Introduction: PAPI is a set of local interfaces for accessing the processor hardware performance counters, and using this interface to monitor the hardware execution characteristics of the Java program will help to discover the root cause of the program performance problem on the hardware layer of the computer system. This paper introduces the important concept of PAPI and its common interface, analyzes the key points and difficulties of applying it to the performance evaluation of Java program, and proposes a method based on JVMTI interface to monitor the runtime hardware execution characteristics of Java program using PAPI interface.
PAPI Interface Overview
In the hardware layer of the computer system, the performance of the Java program is evaluated and analyzed, which helps to discover the source of the program performance problem. Most of the current mainstream processors set up a class of events to record the details of the processor's behavior during the program's operation, while also specifically designing hardware performance counters (Hardware performance Counter) to count such events. The number of processor events monitored by hardware performance counters can visually reflect the hardware execution characteristics of the program, such as the number of instructions executed by the processor, the number of L1 Cache failures, and so on, which is a reliable basis for evaluating and analyzing the performance of the program.

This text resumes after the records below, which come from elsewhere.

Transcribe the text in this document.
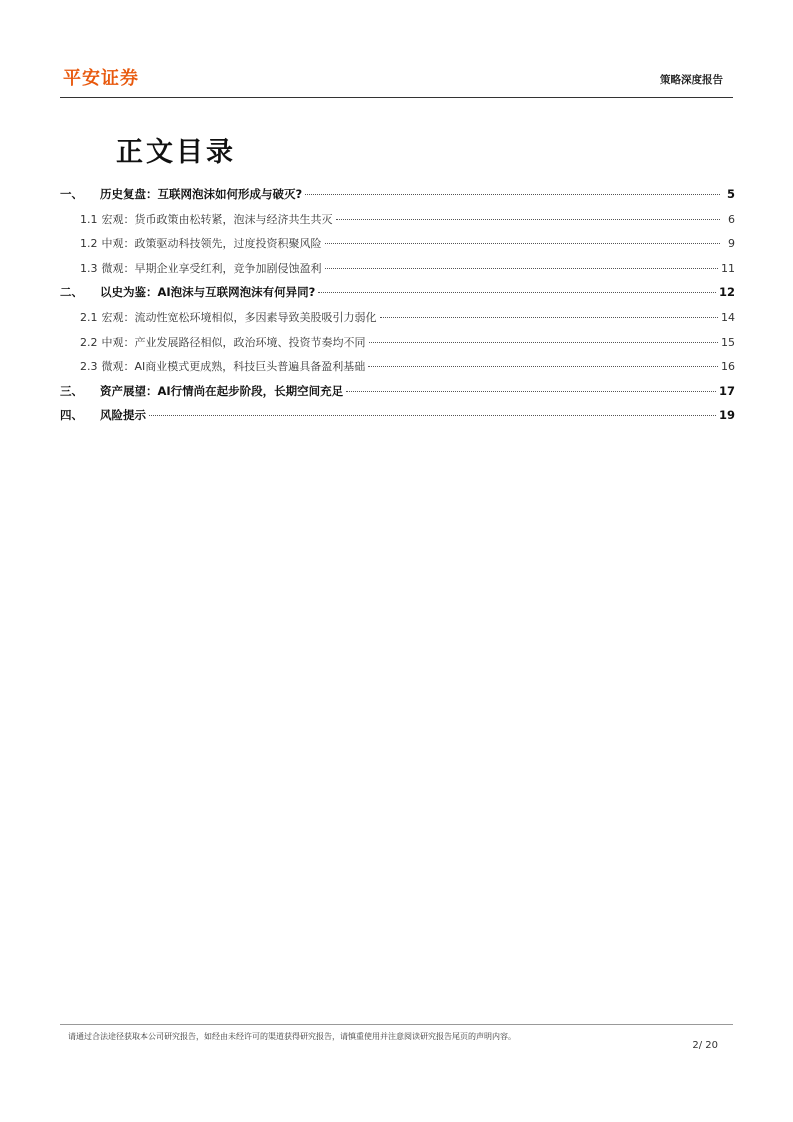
平安证券	策略深度报告
正文目录
一、	历史复盘：互联网泡沫如何形成与破灭?	5
1.1 宏观：货币政策由松转紧，泡沫与经济共生共灭	6
1.2 中观：政策驱动科技领先，过度投资积聚风险	9
1.3 微观：早期企业享受红利，竞争加剧侵蚀盈利	11
二、	以史为鉴：AI泡沫与互联网泡沫有何异同?	12
2.1 宏观：流动性宽松环境相似，多因素导致美股吸引力弱化	14
2.2 中观：产业发展路径相似，政治环境、投资节奏均不同	15
2.3 微观：AI商业模式更成熟，科技巨头普遍具备盈利基础	16
三、	资产展望：AI行情尚在起步阶段，长期空间充足	17
四、	风险提示	19
请通过合法途径获取本公司研究报告，如经由未经许可的渠道获得研究报告，请慎重使用并注意阅读研究报告尾页的声明内容。
2/ 20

PAPI (Performance application Programming Interface) is a set of standard interfaces that can access hardware performance counters on multiple processor platforms. Its goal is to facilitate users to monitor and collect processor event information logged by hardware performance counters while the program is running.
Different processors define different processor event sets based on their architectural features, which are referred to as native events (Native event) in PAPI. At the same time, different processors also have a different number of hardware performance counters, and at any time a counter can only monitor a specified native event. Taking into account the need for event monitoring and performance analysis, the native event sets for different processors tend to intersect functionally (for example, those related to storage-level access, Cache consistency protocol, cycle and instruction count, function unit, and pipelining status), but their corresponding native event names may not be the same. To facilitate the screening of events, PAPI abstracts these native events with functional commonalities in different processors into PAPI-specific prefabricated events (Preset event) and uniformly named. PAPI prefabrication event is not only a simple mapping of a single native event, according to the difference of native event setting in different architectures, it may also be composed of several native events, such as PAPI prefabricated events that record the number of L1 Cache failures, and need to rely on L1 D-cache failure when implementing on some processors The number of times and the number of L1 I-cache failures are supported by two native events. By defining a prefab event, the PAPI interface has some portability, but for the set of native events defined in some processors, the PAPI prefab event may not be able to fully overwrite it.
PAPI provides two types of interface access to hardware performance counters: One is a simpler high-level interface for basic counting, and the other is a programmable low-level interface that meets the user's complex monitoring needs.
PAPI High-level interfaces provide some basic functionality needed to access hardware performance counters, such as configuring counters, starting counts, stopping counts, reading counter values, and so on. High-level interfaces can only take advantage of PAPI prefabricated events and cannot be configured to monitor processor native events beyond the coverage of prefabricated events. However, the PAPI high level interface can directly return some of the performance metrics that are most commonly used in program evaluation, such as the number of instructions performed per cycle, floating-point instructions/floating-point operands executed per second, and the running time of the program, and the high-level interface can also obtain some system information, For example, the number of hardware performance counters that the processor can support.
Unlike high-level interfaces, which can only use PAPI prefabricated events, the PAPI interface can monitor the processor hardware behavior of the program at run time directly using native events. A user can compose one or more native events into an event set, then, by setting the hardware performance counter, all the native events in the Event group are monitored simultaneously, and then the performance problems of the program are analyzed according to the monitoring results, for example, by capturing the number of floating-point instructions performed and L1 Cache per second The number of failures helps to analyze whether it is because the L1 Cache's hit rate is low, resulting in a drop in program floating-point performance. It should be noted that the number of native events in the event group cannot exceed the number of hardware performance counters that the processor can support.
The PAPI bottom interface is more flexible to use than the high-level interface, enabling more comprehensive monitoring of processor events. Therefore, the main content of this paper is to explore how to use the PAPI bottom interface to monitor and capture the hardware performance features of Java programs.